Mas frases famosas podem ser também enganosas. De fato, após o 7 de Setembro, outorgada a Constituição imperial de 1824, continuamos, como no tempo da Colônia, a ter uma sociedade fundada no latifúndio, na monocultura, na escravidão, na dependência externa. O Grito do Ipiranga não foi ouvido pela maioria do(a)s brasileiro(a)s de então. No seu dia a dia, quase nada mudou.
Passados 194 anos, são enormes as transformações da sociedade brasileira. Na ocasião, éramos uma nação rural, com pouco mais de 4 milhões de habitantes (não computados os nativos das inúmeras etnias, sob processo de dizimação). Hoje, o Brasil é predominantemente urbano, com população de 206 milhões.

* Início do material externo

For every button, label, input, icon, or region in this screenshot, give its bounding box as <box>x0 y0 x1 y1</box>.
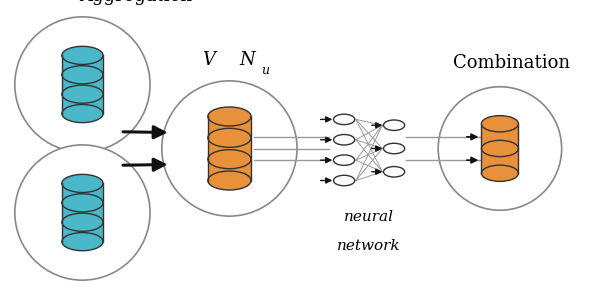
Circle shape <box>383 120 404 130</box>
Text: Aggregation: Aggregation <box>79 0 192 5</box>
Polygon shape <box>62 55 103 113</box>
Ellipse shape <box>481 116 518 132</box>
Circle shape <box>383 143 404 154</box>
Ellipse shape <box>62 46 103 64</box>
Text: Combination: Combination <box>453 54 570 72</box>
Ellipse shape <box>62 85 103 103</box>
Circle shape <box>334 175 355 186</box>
Ellipse shape <box>208 128 251 147</box>
Ellipse shape <box>208 171 251 190</box>
Ellipse shape <box>62 105 103 123</box>
Ellipse shape <box>62 213 103 231</box>
Ellipse shape <box>15 17 150 152</box>
Ellipse shape <box>15 145 150 280</box>
Text: N: N <box>239 51 255 69</box>
Ellipse shape <box>438 87 562 210</box>
Circle shape <box>334 135 355 145</box>
Ellipse shape <box>62 66 103 84</box>
Polygon shape <box>208 116 251 181</box>
Ellipse shape <box>481 140 518 157</box>
Text: network: network <box>337 239 401 253</box>
Ellipse shape <box>162 81 297 216</box>
Polygon shape <box>62 184 103 242</box>
Ellipse shape <box>208 107 251 126</box>
Ellipse shape <box>62 233 103 251</box>
Ellipse shape <box>481 165 518 181</box>
Circle shape <box>334 155 355 165</box>
Ellipse shape <box>208 150 251 169</box>
Text: V: V <box>202 51 215 69</box>
Circle shape <box>334 114 355 125</box>
Polygon shape <box>481 124 518 173</box>
Ellipse shape <box>62 174 103 192</box>
Ellipse shape <box>62 194 103 212</box>
Circle shape <box>383 167 404 177</box>
Text: u: u <box>261 64 269 77</box>
Text: neural: neural <box>344 210 394 224</box>
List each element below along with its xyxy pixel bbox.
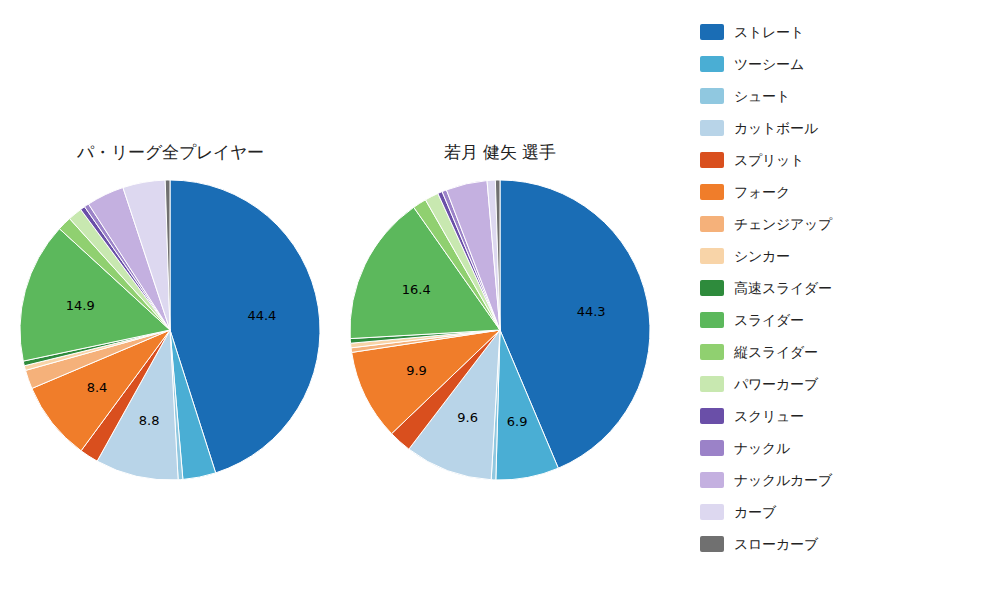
legend-label: スプリット	[734, 152, 804, 168]
legend-label: スクリュー	[734, 408, 804, 424]
legend-swatch	[700, 24, 724, 40]
slice-labels: 44.3 6.9 9.6 9.9 16.4	[402, 282, 606, 429]
legend-label: ナックルカーブ	[734, 472, 833, 488]
data-label: 8.4	[87, 380, 108, 395]
data-label: 8.8	[139, 413, 160, 428]
legend-swatch	[700, 120, 724, 136]
legend-label: パワーカーブ	[733, 376, 819, 392]
legend-label: カットボール	[734, 120, 818, 136]
legend-swatch	[700, 152, 724, 168]
legend-label: フォーク	[734, 184, 790, 200]
pie-title: 若月 健矢 選手	[444, 142, 557, 162]
legend-label: ストレート	[734, 24, 804, 40]
legend-label: ナックル	[734, 440, 790, 456]
data-label: 9.6	[457, 410, 478, 425]
legend-swatch	[700, 536, 724, 552]
data-label: 14.9	[66, 298, 95, 313]
slices: ストレートツーシームシュートカットボールスプリットフォークチェンジアップシンカー…	[350, 180, 650, 480]
legend-swatch	[700, 440, 724, 456]
data-label: 44.3	[577, 304, 606, 319]
pie-slice: カーブ	[123, 180, 170, 330]
legend-swatch	[700, 504, 724, 520]
legend-label: シュート	[734, 88, 790, 104]
pie-slice: ストレート	[500, 180, 650, 468]
legend-swatch	[700, 376, 724, 392]
data-label: 16.4	[402, 282, 431, 297]
pie-slice: スローカーブ	[495, 180, 500, 330]
legend-label: スライダー	[734, 312, 804, 328]
legend-label: シンカー	[734, 248, 790, 264]
pie-slice: ツーシーム	[496, 330, 558, 480]
legend-label: 縦スライダー	[733, 344, 818, 360]
legend-label: カーブ	[734, 504, 777, 520]
data-label: 6.9	[507, 414, 528, 429]
slices: ストレートツーシームシュートカットボールスプリットフォークチェンジアップシンカー…	[20, 180, 320, 480]
chart-canvas: パ・リーグ全プレイヤーストレートツーシームシュートカットボールスプリットフォーク…	[0, 0, 1000, 600]
legend-swatch	[700, 344, 724, 360]
legend-label: チェンジアップ	[734, 216, 833, 232]
legend-swatch	[700, 248, 724, 264]
pie-title: パ・リーグ全プレイヤー	[76, 142, 264, 162]
legend-label: スローカーブ	[734, 536, 819, 552]
legend: ストレートツーシームシュートカットボールスプリットフォークチェンジアップシンカー…	[700, 24, 833, 552]
legend-label: ツーシーム	[734, 56, 804, 72]
pie-slice: カーブ	[487, 180, 500, 330]
legend-swatch	[700, 472, 724, 488]
pie-slice: ナックルカーブ	[446, 181, 500, 330]
slice-labels: 44.4 8.8 8.4 14.9	[66, 298, 277, 428]
pie: パ・リーグ全プレイヤーストレートツーシームシュートカットボールスプリットフォーク…	[20, 142, 320, 480]
legend-label: 高速スライダー	[734, 280, 832, 296]
legend-swatch	[700, 88, 724, 104]
pie-slice: スローカーブ	[165, 180, 170, 330]
legend-swatch	[700, 280, 724, 296]
data-label: 44.4	[247, 308, 276, 323]
legend-swatch	[700, 216, 724, 232]
data-label: 9.9	[406, 363, 427, 378]
legend-swatch	[700, 408, 724, 424]
legend-swatch	[700, 56, 724, 72]
pie: 若月 健矢 選手ストレートツーシームシュートカットボールスプリットフォークチェン…	[350, 142, 650, 480]
legend-swatch	[700, 312, 724, 328]
legend-swatch	[700, 184, 724, 200]
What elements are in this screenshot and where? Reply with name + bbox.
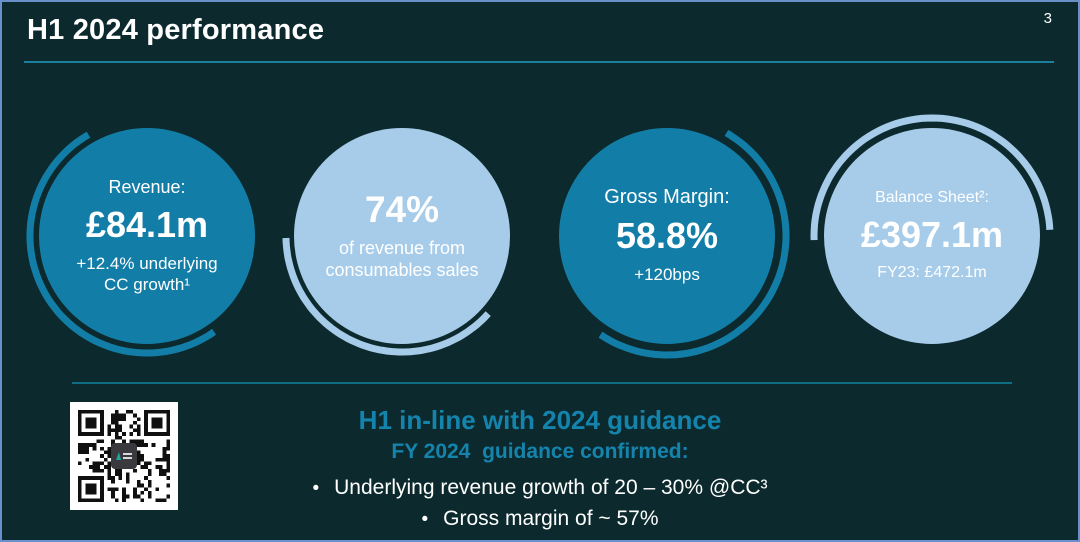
- qr-modules: [78, 410, 170, 502]
- consumables-arc: [282, 237, 491, 356]
- qr-logo-mark-icon: [116, 452, 121, 460]
- guidance-bullet-1: • Underlying revenue growth of 20 – 30% …: [312, 475, 768, 499]
- consumables-value: 74%: [364, 188, 440, 230]
- metric-badge-revenue: Revenue: £84.1m +12.4% underlying CC gro…: [22, 111, 272, 361]
- guidance-section: H1 in-line with 2024 guidance FY 2024 gu…: [2, 405, 1078, 532]
- page-number: 3: [1043, 10, 1052, 27]
- gross-margin-value: 58.8%: [615, 215, 719, 257]
- guidance-bullet-2: • Gross margin of ~ 57%: [421, 506, 659, 530]
- revenue-label: Revenue:: [108, 176, 186, 197]
- balance-sheet-note: FY23: £472.1m: [877, 264, 987, 281]
- metric-badge-gross-margin: Gross Margin: 58.8% +120bps: [542, 111, 792, 361]
- balance-sheet-arc: [810, 114, 1054, 241]
- page-title: H1 2024 performance: [27, 14, 325, 46]
- balance-sheet-circle: Balance Sheet²: £397.1m FY23: £472.1m: [824, 128, 1040, 344]
- consumables-circle: 74% of revenue from consumables sales: [294, 128, 510, 344]
- guidance-bullet-list: • Underlying revenue growth of 20 – 30% …: [312, 475, 767, 532]
- guidance-headline: H1 in-line with 2024 guidance: [358, 405, 722, 435]
- bullet-icon: •: [312, 477, 320, 499]
- guidance-subheadline: FY 2024 guidance confirmed:: [391, 439, 689, 463]
- gross-margin-circle: Gross Margin: 58.8% +120bps: [559, 128, 775, 344]
- revenue-value: £84.1m: [85, 203, 209, 245]
- revenue-arc: [26, 131, 217, 357]
- revenue-circle: Revenue: £84.1m +12.4% underlying CC gro…: [39, 128, 255, 344]
- qr-logo: [111, 443, 137, 469]
- title-underline: [24, 61, 1054, 63]
- qr-logo-text-lines: [123, 453, 132, 459]
- balance-sheet-label: Balance Sheet²:: [875, 189, 989, 206]
- gross-margin-arc: [598, 129, 790, 359]
- qr-code: [70, 402, 178, 510]
- section-divider: [72, 382, 1012, 384]
- bullet-icon: •: [421, 508, 429, 530]
- consumables-note: of revenue from consumables sales: [325, 237, 479, 281]
- revenue-note: +12.4% underlying CC growth¹: [76, 253, 218, 294]
- metric-badge-consumables: 74% of revenue from consumables sales: [277, 111, 527, 361]
- metric-badge-balance-sheet: Balance Sheet²: £397.1m FY23: £472.1m: [807, 111, 1057, 361]
- gross-margin-note: +120bps: [634, 265, 700, 285]
- gross-margin-label: Gross Margin:: [604, 186, 730, 209]
- balance-sheet-value: £397.1m: [860, 214, 1004, 255]
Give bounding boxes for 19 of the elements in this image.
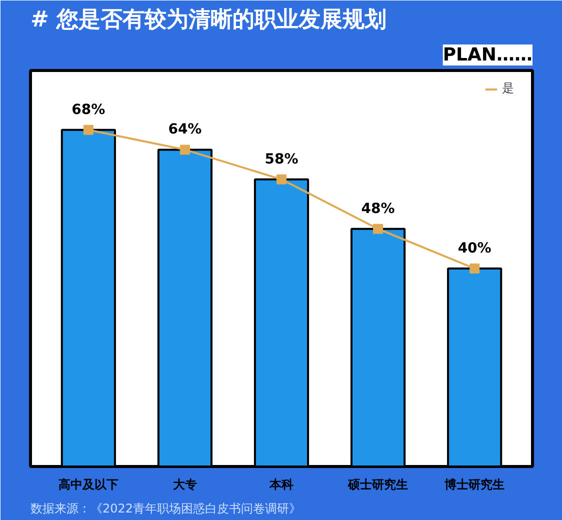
data-label: 58% [264,151,298,168]
legend-label: 是 [502,80,515,97]
x-tick-label: 本科 [268,478,294,492]
chart-subtitle: PLAN…… [442,44,533,66]
data-label: 68% [72,102,106,118]
x-tick-label: 硕士研究生 [347,478,408,492]
chart-title: # 您是否有较为清晰的职业发展规划 [30,8,387,32]
point [470,264,480,274]
data-label: 40% [458,240,492,256]
data-label: 48% [361,200,395,217]
data-label: 64% [168,122,202,138]
x-tick-label: 高中及以下 [58,478,118,492]
x-tick-label: 博士研究生 [444,478,505,492]
point [373,224,384,234]
source-note: 数据来源：《2022青年职场困惑白皮书问卷调研》 [30,502,302,516]
x-tick-label: 大专 [172,478,197,492]
point [276,174,286,184]
point [180,144,190,155]
point [83,124,94,135]
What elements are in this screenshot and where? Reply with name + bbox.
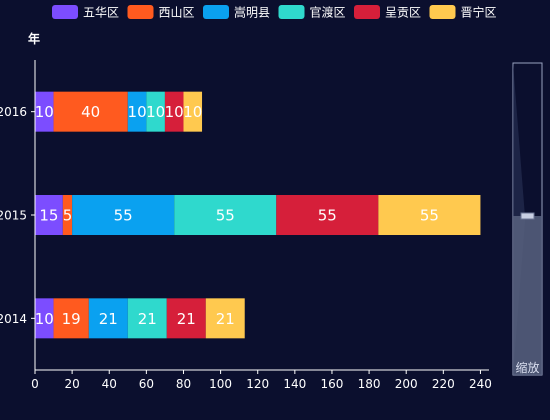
bar-value-label: 40 <box>81 103 100 121</box>
bar-segment[interactable] <box>378 195 481 235</box>
y-tick-label: 2014 <box>0 312 27 326</box>
x-tick-label: 160 <box>321 377 344 391</box>
bar-segment[interactable] <box>183 91 203 132</box>
legend-swatch <box>203 5 229 19</box>
bar-segment[interactable] <box>53 298 89 339</box>
legend-item[interactable]: 晋宁区 <box>429 5 497 20</box>
bar-value-label: 55 <box>216 207 235 225</box>
x-tick-label: 180 <box>358 377 381 391</box>
bar-value-label: 10 <box>128 103 147 121</box>
legend-item[interactable]: 嵩明县 <box>203 5 270 20</box>
bar-value-label: 19 <box>62 310 81 328</box>
bar-segment[interactable] <box>62 195 73 235</box>
x-tick-label: 140 <box>283 377 306 391</box>
legend-swatch <box>127 5 154 19</box>
bar-value-label: 55 <box>318 207 337 225</box>
bar-segment[interactable] <box>164 91 184 132</box>
legend-label: 嵩明县 <box>234 6 270 20</box>
bar-value-label: 21 <box>138 310 157 328</box>
x-tick-label: 0 <box>31 377 39 391</box>
x-tick-label: 20 <box>64 377 79 391</box>
legend-label: 呈贡区 <box>385 6 421 20</box>
y-tick-label: 2015 <box>0 209 27 223</box>
x-tick-label: 80 <box>176 377 191 391</box>
bar-value-label: 10 <box>35 310 54 328</box>
bar-segment[interactable] <box>166 298 206 339</box>
bar-segment[interactable] <box>35 298 54 339</box>
zoom-handle-top[interactable] <box>520 212 535 220</box>
bar-value-label: 21 <box>216 310 235 328</box>
zoom-selected-window[interactable] <box>513 216 542 375</box>
x-tick-label: 220 <box>432 377 455 391</box>
x-tick-label: 60 <box>139 377 154 391</box>
legend-label: 五华区 <box>83 6 119 20</box>
x-tick-label: 120 <box>246 377 269 391</box>
x-tick-label: 100 <box>209 377 232 391</box>
bar-segment[interactable] <box>35 195 63 235</box>
legend: 五华区 西山区 嵩明县 官渡区 呈贡区 晋宁区 <box>52 5 497 20</box>
legend-label: 官渡区 <box>310 5 346 20</box>
bar-value-label: 10 <box>183 103 202 121</box>
legend-swatch <box>52 5 78 19</box>
bar-segment[interactable] <box>127 298 167 339</box>
bar-segment[interactable] <box>127 91 147 132</box>
bar-segment[interactable] <box>88 298 128 339</box>
bar-value-label: 10 <box>165 103 184 121</box>
bar-value-label: 21 <box>177 310 196 328</box>
bar-segment[interactable] <box>53 91 128 132</box>
bar-value-label: 10 <box>35 103 54 121</box>
legend-item[interactable]: 五华区 <box>52 5 119 20</box>
bar-segment[interactable] <box>276 195 379 235</box>
data-zoom-slider[interactable]: 缩放 <box>512 62 543 376</box>
bar-segment[interactable] <box>146 91 165 132</box>
legend-label: 西山区 <box>159 6 195 20</box>
bar-segment[interactable] <box>35 91 54 132</box>
zoom-label: 缩放 <box>515 360 539 375</box>
legend-label: 晋宁区 <box>461 5 497 20</box>
legend-swatch <box>429 5 456 19</box>
legend-swatch <box>278 5 305 19</box>
bar-value-label: 55 <box>114 207 133 225</box>
bar-value-label: 10 <box>146 103 165 121</box>
x-tick-label: 200 <box>395 377 418 391</box>
legend-item[interactable]: 官渡区 <box>278 5 346 20</box>
legend-item[interactable]: 西山区 <box>127 5 195 20</box>
x-tick-label: 240 <box>469 377 492 391</box>
bar-segment[interactable] <box>205 298 245 339</box>
bar-segment[interactable] <box>174 195 277 235</box>
legend-item[interactable]: 呈贡区 <box>354 5 421 20</box>
bar-value-label: 21 <box>99 310 118 328</box>
bar-value-label: 5 <box>63 207 73 225</box>
x-tick-label: 40 <box>102 377 117 391</box>
bar-value-label: 15 <box>39 207 58 225</box>
bar-segment[interactable] <box>72 195 175 235</box>
y-tick-label: 2016 <box>0 105 27 119</box>
bar-value-label: 55 <box>420 207 439 225</box>
legend-swatch <box>354 5 380 19</box>
axes-group: 2016 2015 2014 0 20 40 60 80 100 120 140 160 180 200 2… <box>0 60 492 391</box>
y-axis-name: 年 <box>28 31 40 46</box>
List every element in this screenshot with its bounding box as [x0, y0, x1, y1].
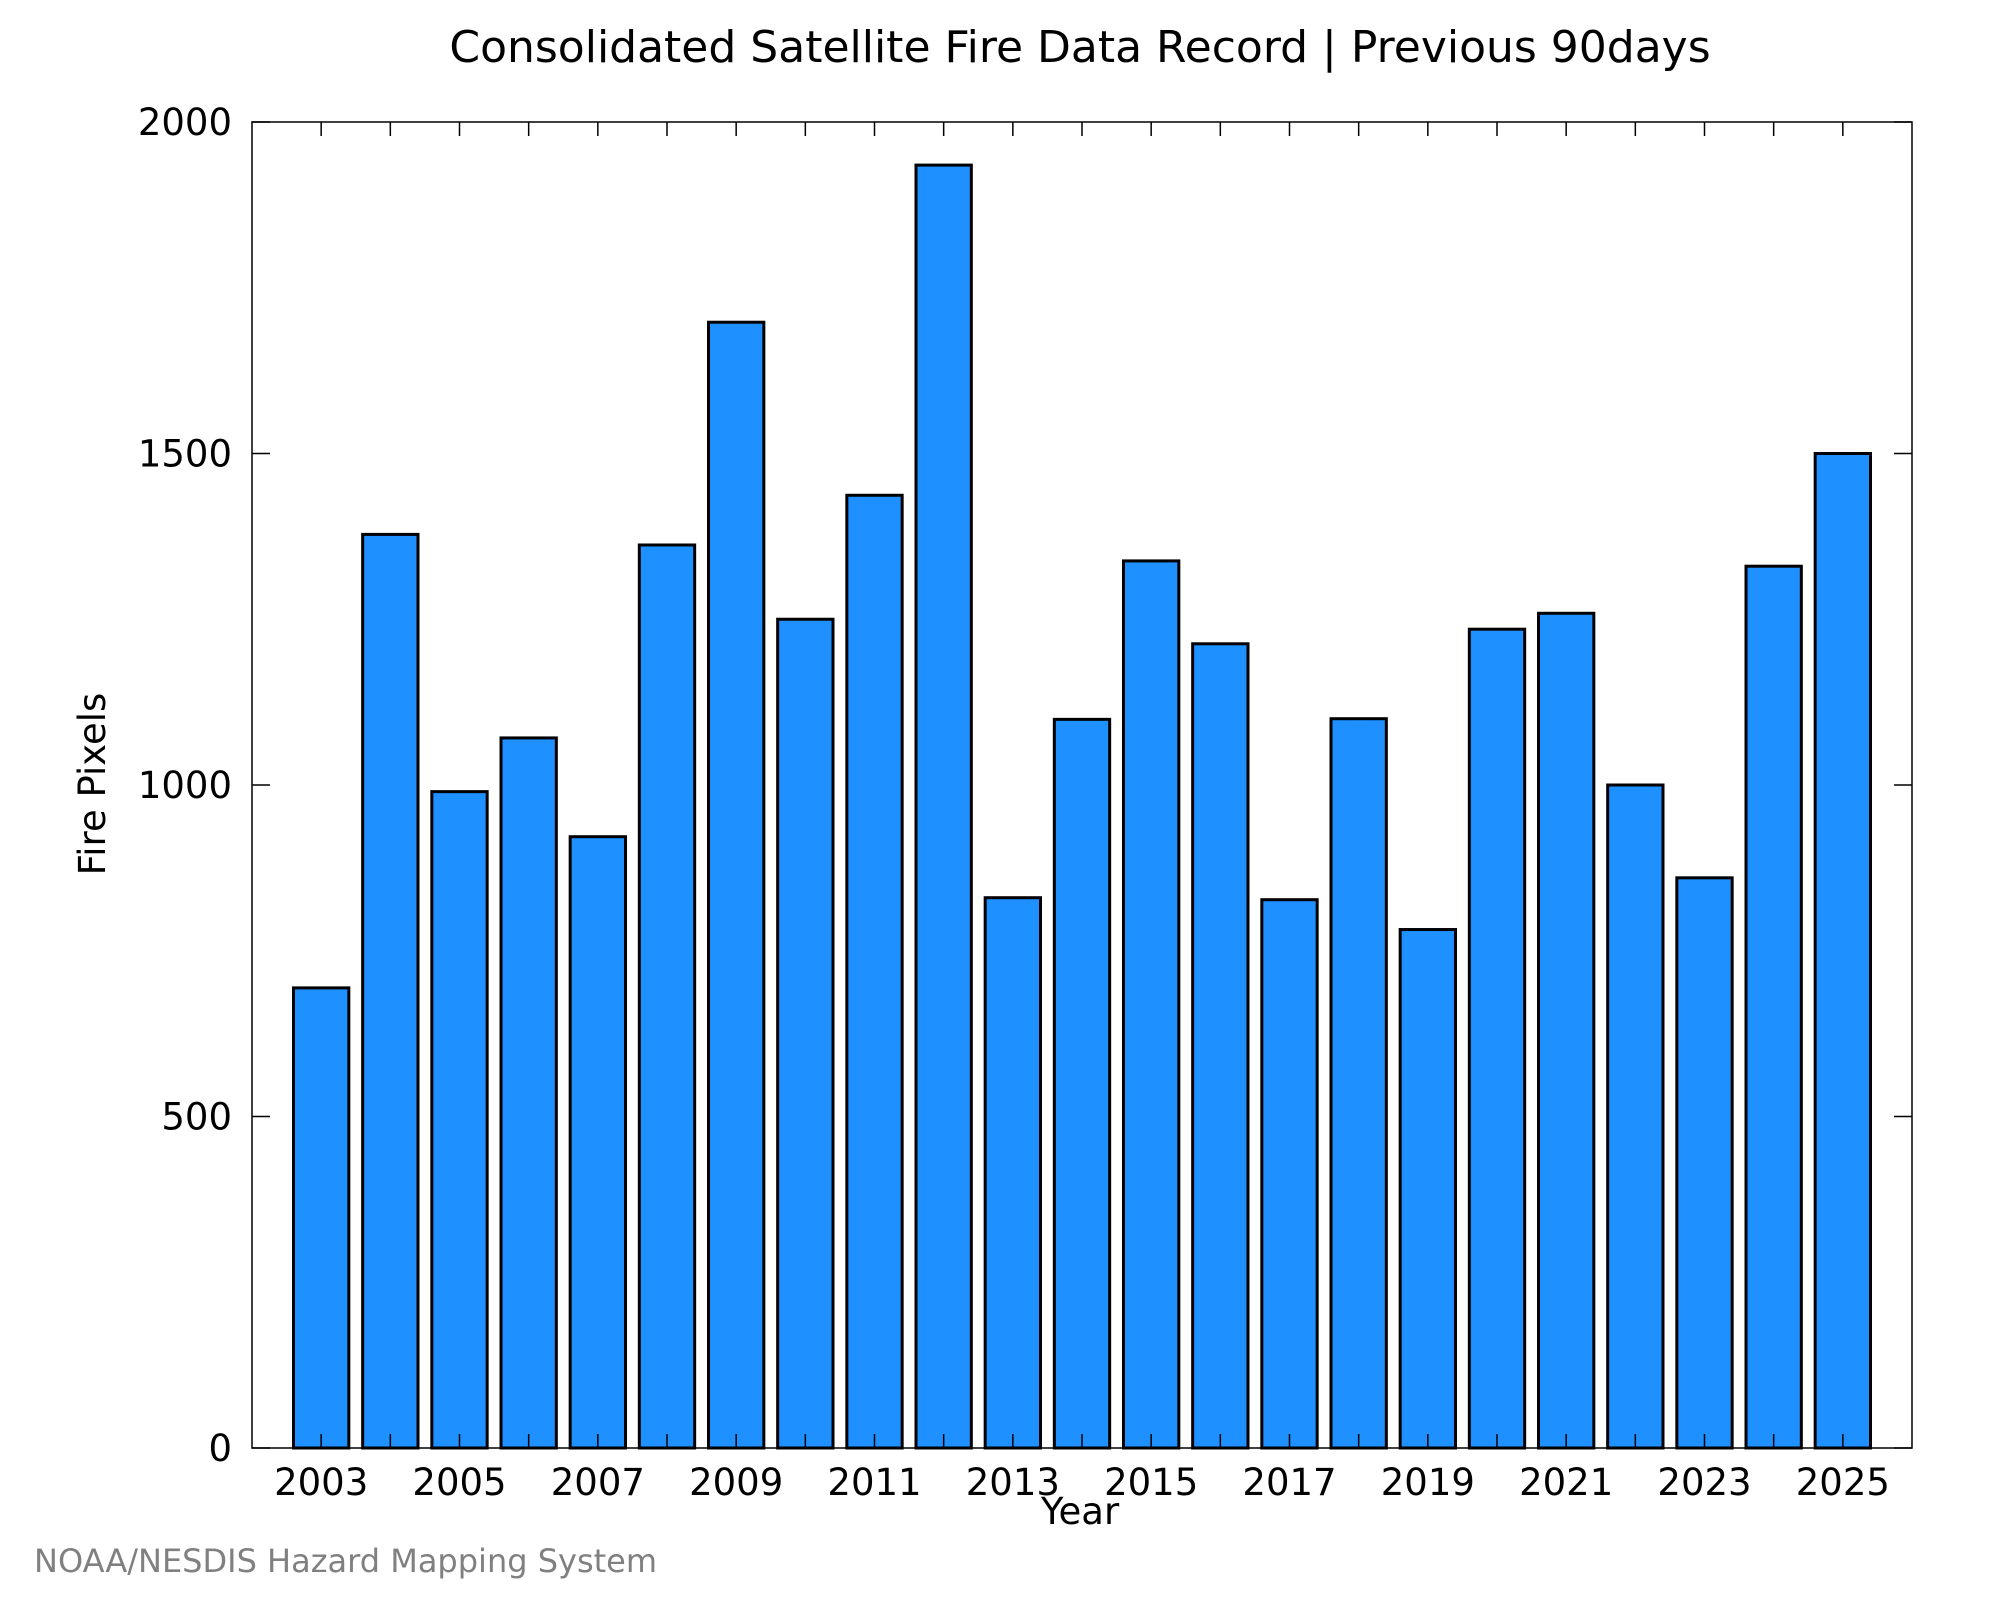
x-tick-label: 2003	[274, 1461, 368, 1504]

Em meio à permanência de desigualdades ao longo da História, devemos nos indagar: o fato político do momento, a questionada substituição de Dilma por Temer, mudará algo substancial no Brasil? Quais as políticas distintas de uma e de outro, originários da mesma chapa que disputou a presidência da República em 2014? É certo que tanto Dilma não conseguiu - e em parte não quis - implementar o prometido na campanha quanto seu vice, agora, adota o programa liberal puro e duro derrotado nas urnas. Onde a legitimidade?
César Benjamin lembra, em texto conciso: "grande parte dos atuais ministros de Michel Temer foram ministros de Dilma e Lula. A 'base aliada' é fundamentalmente a mesma. Os métodos de fazer política idem."
Em meio à crise de destino, é preciso restituir ao soberano na República, Sua Excelência o(a) eleitor(a), o poder de decidir os rumos do país. Se o povo colocou, só ele tem o direito pleno de tirar. E se o sistema político degradado precisa ser mudado, que uma Assembleia Constituinte, eleita exclusivamente para isso, o faça. Urge um novo grito de independência. Coletivo, cidadão.